Diverse fibroblasts build the alveolar scaffold. A: the electron micrograph shows the ultrastructure of an alveolar septae from the adult mouse lung. Most of the alveolar surface is covered by AT1 epithelial cell(s). Gas exchange occurs across the AT1-endothelial interface with alveolar capillaries. Matrix-, lipo-, and myofibroblasts are seen in the septal wall. A collagen-elastin bundle (matrix) is seen at the septal tip. B and C: confocal imaging of the mouse lung (PND3) is shown after injection with isolectin B4 visualizing endothelial cells of the alveolar capillary network.
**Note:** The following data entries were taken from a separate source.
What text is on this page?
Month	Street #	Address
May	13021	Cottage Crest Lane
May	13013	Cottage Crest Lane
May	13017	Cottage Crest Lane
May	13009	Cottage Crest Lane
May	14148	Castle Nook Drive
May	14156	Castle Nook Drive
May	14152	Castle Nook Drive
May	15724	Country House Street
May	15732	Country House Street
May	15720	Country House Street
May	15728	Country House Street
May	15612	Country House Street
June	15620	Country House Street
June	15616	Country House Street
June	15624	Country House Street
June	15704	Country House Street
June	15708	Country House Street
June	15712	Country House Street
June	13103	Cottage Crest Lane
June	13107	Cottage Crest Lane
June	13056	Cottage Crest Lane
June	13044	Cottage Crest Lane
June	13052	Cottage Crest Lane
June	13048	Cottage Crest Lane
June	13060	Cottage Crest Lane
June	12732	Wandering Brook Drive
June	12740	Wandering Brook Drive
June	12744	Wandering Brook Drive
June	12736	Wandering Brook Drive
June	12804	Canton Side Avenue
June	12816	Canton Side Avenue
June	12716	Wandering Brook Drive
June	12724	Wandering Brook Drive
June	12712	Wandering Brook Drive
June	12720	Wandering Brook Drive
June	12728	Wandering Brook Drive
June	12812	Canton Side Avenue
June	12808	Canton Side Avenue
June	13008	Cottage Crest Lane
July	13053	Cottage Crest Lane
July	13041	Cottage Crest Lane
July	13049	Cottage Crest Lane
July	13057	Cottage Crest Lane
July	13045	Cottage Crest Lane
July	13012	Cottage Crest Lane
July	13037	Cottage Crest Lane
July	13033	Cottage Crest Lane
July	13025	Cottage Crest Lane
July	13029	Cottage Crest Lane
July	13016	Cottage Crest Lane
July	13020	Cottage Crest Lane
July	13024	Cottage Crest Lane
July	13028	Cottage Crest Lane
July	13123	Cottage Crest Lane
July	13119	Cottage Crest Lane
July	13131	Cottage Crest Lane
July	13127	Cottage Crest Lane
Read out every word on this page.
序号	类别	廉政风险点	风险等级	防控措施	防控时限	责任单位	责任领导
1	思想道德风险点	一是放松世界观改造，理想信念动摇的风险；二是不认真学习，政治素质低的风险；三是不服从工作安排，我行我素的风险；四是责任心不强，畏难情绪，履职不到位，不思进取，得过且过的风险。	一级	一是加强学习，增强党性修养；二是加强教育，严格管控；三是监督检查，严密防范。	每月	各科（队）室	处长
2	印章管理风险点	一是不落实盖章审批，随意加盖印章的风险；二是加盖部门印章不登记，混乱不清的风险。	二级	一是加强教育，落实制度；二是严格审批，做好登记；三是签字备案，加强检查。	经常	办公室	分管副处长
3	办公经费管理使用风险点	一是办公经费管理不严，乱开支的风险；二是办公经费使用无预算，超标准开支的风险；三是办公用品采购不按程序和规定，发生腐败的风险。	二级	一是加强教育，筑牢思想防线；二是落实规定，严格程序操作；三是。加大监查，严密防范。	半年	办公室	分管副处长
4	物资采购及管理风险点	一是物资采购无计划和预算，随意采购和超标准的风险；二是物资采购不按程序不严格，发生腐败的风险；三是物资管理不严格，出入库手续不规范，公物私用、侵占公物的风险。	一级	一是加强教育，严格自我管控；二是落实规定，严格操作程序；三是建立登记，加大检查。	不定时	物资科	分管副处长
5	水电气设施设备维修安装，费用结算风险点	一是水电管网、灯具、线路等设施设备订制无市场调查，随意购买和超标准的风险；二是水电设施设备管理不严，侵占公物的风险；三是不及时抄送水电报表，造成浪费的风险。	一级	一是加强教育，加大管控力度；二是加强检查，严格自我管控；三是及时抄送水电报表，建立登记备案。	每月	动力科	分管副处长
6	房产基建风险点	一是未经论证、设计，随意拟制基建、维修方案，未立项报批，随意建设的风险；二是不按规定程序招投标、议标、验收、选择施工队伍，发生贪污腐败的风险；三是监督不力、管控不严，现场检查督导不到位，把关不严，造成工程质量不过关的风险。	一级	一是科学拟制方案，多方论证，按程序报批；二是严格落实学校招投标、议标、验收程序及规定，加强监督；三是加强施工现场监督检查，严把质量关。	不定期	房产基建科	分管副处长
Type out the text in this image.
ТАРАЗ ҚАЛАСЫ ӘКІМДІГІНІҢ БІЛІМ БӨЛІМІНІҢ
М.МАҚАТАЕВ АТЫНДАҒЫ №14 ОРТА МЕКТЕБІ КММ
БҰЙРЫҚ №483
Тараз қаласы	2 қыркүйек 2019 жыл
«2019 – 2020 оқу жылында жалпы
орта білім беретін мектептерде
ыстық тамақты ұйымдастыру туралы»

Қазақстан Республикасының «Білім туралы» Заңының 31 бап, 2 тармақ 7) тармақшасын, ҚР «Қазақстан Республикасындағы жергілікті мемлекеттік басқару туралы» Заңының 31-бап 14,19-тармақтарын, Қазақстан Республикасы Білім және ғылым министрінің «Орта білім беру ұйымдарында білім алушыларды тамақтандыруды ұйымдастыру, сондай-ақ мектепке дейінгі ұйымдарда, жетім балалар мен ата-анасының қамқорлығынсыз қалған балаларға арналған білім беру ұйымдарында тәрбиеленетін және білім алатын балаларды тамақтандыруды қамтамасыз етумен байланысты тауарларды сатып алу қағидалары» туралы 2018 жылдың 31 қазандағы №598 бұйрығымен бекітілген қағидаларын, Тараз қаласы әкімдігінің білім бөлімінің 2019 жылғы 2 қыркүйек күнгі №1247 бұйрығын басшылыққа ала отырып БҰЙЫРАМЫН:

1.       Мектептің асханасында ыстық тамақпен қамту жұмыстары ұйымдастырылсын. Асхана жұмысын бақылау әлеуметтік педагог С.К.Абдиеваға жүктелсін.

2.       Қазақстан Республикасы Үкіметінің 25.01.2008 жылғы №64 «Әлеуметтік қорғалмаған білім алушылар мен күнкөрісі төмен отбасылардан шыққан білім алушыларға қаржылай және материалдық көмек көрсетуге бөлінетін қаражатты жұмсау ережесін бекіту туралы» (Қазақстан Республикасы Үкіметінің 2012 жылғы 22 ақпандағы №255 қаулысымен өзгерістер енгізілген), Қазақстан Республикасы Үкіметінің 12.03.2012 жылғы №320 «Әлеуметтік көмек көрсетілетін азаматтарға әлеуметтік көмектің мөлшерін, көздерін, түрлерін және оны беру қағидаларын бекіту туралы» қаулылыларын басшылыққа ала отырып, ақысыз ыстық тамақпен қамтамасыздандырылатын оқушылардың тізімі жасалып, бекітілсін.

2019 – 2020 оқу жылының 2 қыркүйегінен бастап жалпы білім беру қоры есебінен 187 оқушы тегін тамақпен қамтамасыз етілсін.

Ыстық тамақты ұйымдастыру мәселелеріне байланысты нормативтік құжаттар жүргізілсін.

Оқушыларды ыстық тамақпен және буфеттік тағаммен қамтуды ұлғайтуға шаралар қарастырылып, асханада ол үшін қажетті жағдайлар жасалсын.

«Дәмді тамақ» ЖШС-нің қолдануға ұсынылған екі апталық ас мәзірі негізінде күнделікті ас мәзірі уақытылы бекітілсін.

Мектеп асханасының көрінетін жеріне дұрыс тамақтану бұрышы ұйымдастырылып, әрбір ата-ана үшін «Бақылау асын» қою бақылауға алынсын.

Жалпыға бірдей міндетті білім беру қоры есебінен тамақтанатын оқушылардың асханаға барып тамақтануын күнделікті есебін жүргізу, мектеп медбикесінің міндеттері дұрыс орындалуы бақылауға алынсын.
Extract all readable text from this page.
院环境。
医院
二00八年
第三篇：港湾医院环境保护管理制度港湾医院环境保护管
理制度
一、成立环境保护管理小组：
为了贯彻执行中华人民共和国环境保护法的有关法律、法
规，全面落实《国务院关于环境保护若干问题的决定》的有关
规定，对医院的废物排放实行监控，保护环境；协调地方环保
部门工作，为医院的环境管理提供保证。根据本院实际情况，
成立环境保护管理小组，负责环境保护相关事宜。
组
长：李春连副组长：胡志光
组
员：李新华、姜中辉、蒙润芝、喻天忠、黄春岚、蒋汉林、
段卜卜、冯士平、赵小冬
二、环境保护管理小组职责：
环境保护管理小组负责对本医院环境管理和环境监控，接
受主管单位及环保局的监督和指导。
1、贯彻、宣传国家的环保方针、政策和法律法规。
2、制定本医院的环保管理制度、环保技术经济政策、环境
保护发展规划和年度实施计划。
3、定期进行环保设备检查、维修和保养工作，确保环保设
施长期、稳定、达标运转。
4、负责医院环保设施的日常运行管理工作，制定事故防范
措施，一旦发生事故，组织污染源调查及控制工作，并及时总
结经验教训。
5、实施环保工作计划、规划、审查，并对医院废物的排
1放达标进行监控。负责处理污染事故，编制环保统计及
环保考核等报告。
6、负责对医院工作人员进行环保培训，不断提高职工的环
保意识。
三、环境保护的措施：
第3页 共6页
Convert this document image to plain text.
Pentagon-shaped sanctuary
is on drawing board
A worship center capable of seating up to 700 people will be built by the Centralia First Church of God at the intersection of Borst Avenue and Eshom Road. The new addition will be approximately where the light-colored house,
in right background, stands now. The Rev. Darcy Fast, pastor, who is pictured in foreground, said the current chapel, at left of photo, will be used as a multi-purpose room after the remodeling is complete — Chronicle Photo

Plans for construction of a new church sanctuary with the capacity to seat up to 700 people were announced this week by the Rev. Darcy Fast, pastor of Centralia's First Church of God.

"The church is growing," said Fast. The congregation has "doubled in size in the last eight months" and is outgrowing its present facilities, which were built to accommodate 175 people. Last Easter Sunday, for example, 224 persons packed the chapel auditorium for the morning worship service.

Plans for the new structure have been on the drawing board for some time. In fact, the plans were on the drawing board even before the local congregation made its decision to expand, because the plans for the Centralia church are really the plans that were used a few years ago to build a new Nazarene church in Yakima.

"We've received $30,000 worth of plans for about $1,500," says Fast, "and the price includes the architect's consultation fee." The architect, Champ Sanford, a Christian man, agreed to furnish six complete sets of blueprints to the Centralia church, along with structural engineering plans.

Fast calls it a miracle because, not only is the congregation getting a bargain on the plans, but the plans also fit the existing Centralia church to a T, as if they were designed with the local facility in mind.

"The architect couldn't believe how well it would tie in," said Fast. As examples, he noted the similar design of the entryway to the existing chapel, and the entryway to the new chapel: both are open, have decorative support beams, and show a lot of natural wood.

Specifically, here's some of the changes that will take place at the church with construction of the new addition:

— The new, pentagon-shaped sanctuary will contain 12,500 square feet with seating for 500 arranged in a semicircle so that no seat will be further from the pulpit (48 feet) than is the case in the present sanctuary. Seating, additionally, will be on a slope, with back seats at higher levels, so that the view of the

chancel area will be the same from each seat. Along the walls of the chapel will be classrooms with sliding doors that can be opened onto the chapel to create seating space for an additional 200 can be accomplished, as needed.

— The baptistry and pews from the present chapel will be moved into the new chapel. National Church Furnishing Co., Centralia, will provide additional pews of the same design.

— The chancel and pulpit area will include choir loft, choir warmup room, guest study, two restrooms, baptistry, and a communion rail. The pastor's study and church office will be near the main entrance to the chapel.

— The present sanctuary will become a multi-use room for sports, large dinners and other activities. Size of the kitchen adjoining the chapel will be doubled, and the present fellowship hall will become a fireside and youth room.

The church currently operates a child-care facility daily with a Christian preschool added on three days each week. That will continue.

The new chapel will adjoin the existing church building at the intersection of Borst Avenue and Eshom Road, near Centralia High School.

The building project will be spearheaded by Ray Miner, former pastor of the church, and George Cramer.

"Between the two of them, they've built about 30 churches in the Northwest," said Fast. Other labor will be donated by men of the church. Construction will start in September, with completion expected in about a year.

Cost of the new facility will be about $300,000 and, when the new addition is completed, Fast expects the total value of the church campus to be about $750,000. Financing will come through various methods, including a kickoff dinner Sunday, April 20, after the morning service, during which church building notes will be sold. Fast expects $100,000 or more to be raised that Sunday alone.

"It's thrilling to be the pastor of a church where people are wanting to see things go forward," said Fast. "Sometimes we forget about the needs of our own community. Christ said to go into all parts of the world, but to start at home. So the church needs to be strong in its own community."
Surfaces of the alveoli were rendered from confocal images after staining the endothelium with isolectin B4 lectin after acquisition at 585–635 nm (green). Second harmonic imaging shows collagen bundles in red. (Figure courtesy of Dr. Matt Kofron, used with permission).

FIGURE 18.

A predicted transcriptional network regulating differentiation of the pulmonary mesenchyme. A predicted mesenchymal cell gene regulatory network consists of representative transcription factors (green), signaling molecules (orange), and target genes (yellow). Regulatory relationships between key transcriptional regulators and signaling predicted targets were identified through literature mining using the Ingenuity knowledge database. Solid lines indicate direct regulatory relationships. Dashed lines indicate indirect regulatory relationships.